Snaps
4 November 2019

The Commodities Feed: Oil spec longs surge

Your daily roundup of commodity news and ING views

071117-image-oil_dollars.jpg

ICE Brent managed money position (000 lots)

 - Source: ICE, Bloomberg, ING Research
Source: ICE, Bloomberg, ING Research

Energy

Oil speculative positioning: Latest COT data shows that speculators increased their net long in ICE Brent by 45,648 lots over the last reporting week, leaving them with a net long of 253,999 lots as of last Tuesday. This is the largest weekly increase since early September, and also takes the net spec position back to levels seen in September. The increase was predominantly driven by fresh longs, rather than shorts coming in to cover. Looking at NYMEX WTI data, the increase in the speculative net long position was less impressive, rising by just 10,819 lots over the week, leaving speculators with net longs of 104,675 lots as of last Tuesday.
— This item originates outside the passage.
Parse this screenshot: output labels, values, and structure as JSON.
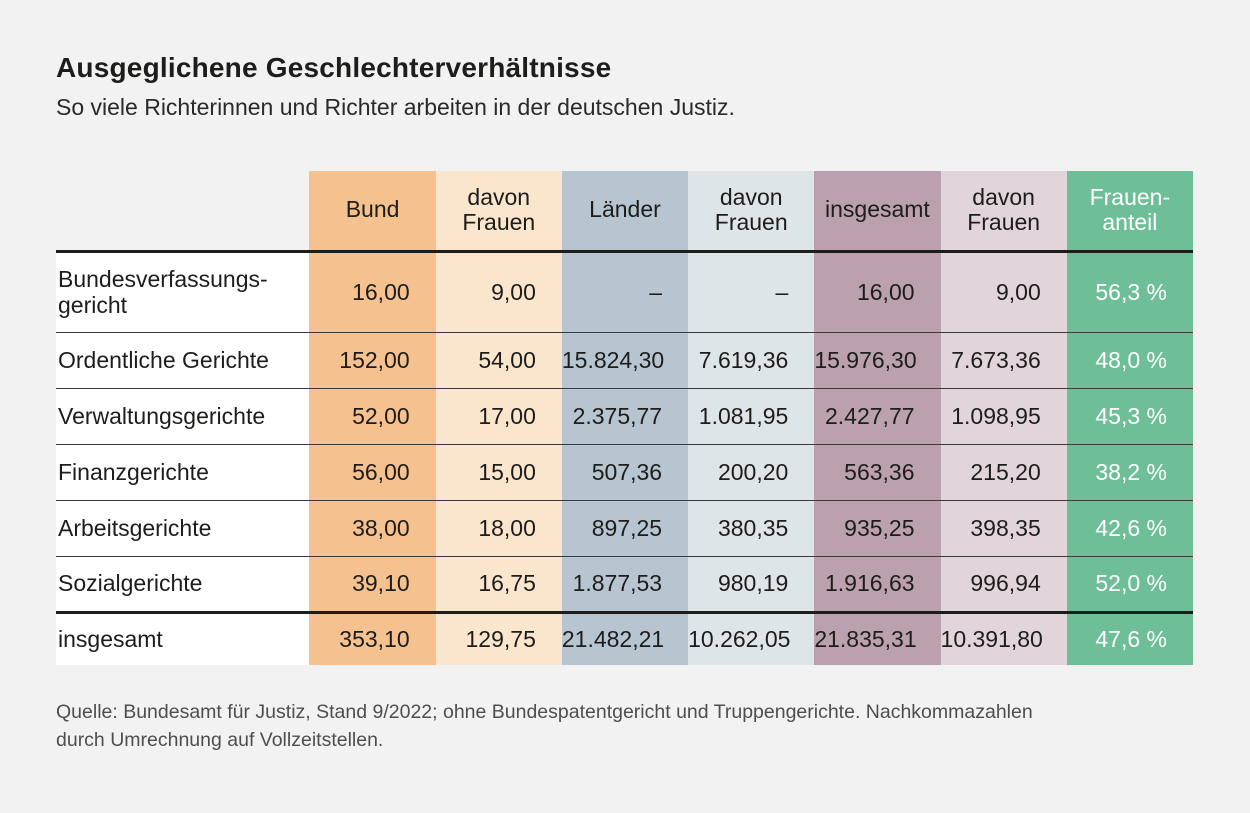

Canadian crude values: West Canada Select’s (WCS) differential to WTI widened further towards the end of last week, with WCS now trading at a discount of US$21.50/bbl to WTI. This compares to a discount of around US$16.75/bbl prior to news that the 590Mbbls/d Keystone pipeline would be shut due to a leak. On Friday, there were media reports that the pipeline could be shut for anywhere between 7-12 days in order to carry out repair work.

Metals

CFTC data: Latest data from the CFTC shows that money managers reduced their net short position in COMEX copper by 23,463 lots over the last week, with the total net short position falling to a six-month low of 20,365 lots as of 29 October. Speculators increased gross longs by 11,514 lots over the week, and covered 11,949 shorts, with sentiment slight more positive, as the US and China continue to work towards phase one of their trade deal. However, manufacturing data released more recently from both China and the US has been somewhat downbeat, and raises doubts for copper demand in 4Q19. Meanwhile, speculative net longs in gold increased by 7,171 lots over the week with speculators holding a net long of 233,101 lots as of 29 October.
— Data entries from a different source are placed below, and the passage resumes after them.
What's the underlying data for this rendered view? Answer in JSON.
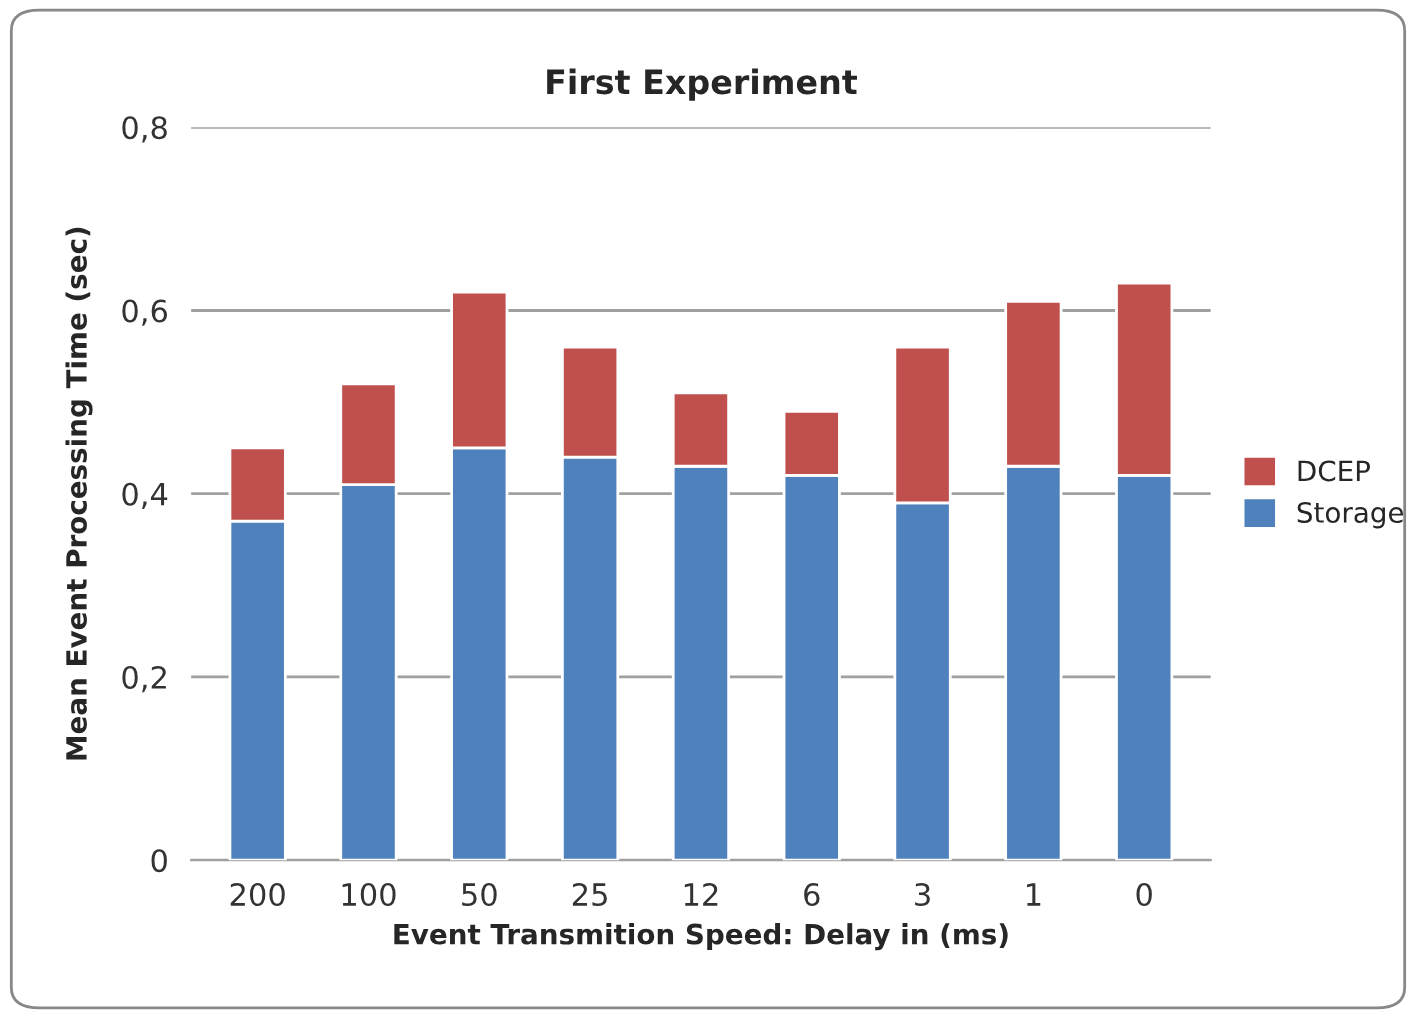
{
  "chart_data": {
    "type": "bar",
    "title": "First Experiment",
    "xlabel": "Event Transmition Speed: Delay in (ms)",
    "ylabel": "Mean Event Processing Time (sec)",
    "categories": [
      "200",
      "100",
      "50",
      "25",
      "12",
      "6",
      "3",
      "1",
      "0"
    ],
    "stacked": true,
    "series": [
      {
        "name": "Storage",
        "color": "#4f81bd",
        "values": [
          0.37,
          0.41,
          0.45,
          0.44,
          0.43,
          0.42,
          0.39,
          0.43,
          0.42
        ]
      },
      {
        "name": "DCEP",
        "color": "#c0504d",
        "values": [
          0.08,
          0.11,
          0.17,
          0.12,
          0.08,
          0.07,
          0.17,
          0.18,
          0.21
        ]
      }
    ],
    "ylim": [
      0,
      0.8
    ],
    "yticks": [
      0,
      {
        "value": 0.2,
        "label": "0,2"
      },
      {
        "value": 0.4,
        "label": "0,4"
      },
      {
        "value": 0.6,
        "label": "0,6"
      },
      {
        "value": 0.8,
        "label": "0,8"
      }
    ],
    "grid": "y",
    "legend": "right"
  }
}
Iron ore supplies: Vale announced on Friday that it will restart the 8mtpa Alegria iron ore mine in Brazil after the National Mining Agency in the country allowed the company to resume operations partially at the mine. While Vale has maintained its production and sales guidance for the current year, the restart of the Alegria mine supports the production outlook for 2020. From the more than 90mt pa of capacity suspended following the dam incident in January, only 42mt pa of capacity remains suspended as of now. Recovering iron ore supplies from Brazil, combined with healthy flows from Australia, have weighed on iron ore in China, with prices down around 30% from the peak in July.

Agriculture

Coffee prices: Arabica coffee prices have strengthened to a three-month high of US$1.04/lb as supplies from major exporting countries remained soft in October following a 3% drop in global coffee exports in September. Data released up until now shows that coffee shipments from Brazil dropped 4% year-on-year to 3.15m bags in October, while coffee exports from Honduras were down 12% YoY to 88.7k bags for the month. There are concerns over dryness in some parts of Brazil, whilst producers have reportedly been holding onto inventories in the low price environment.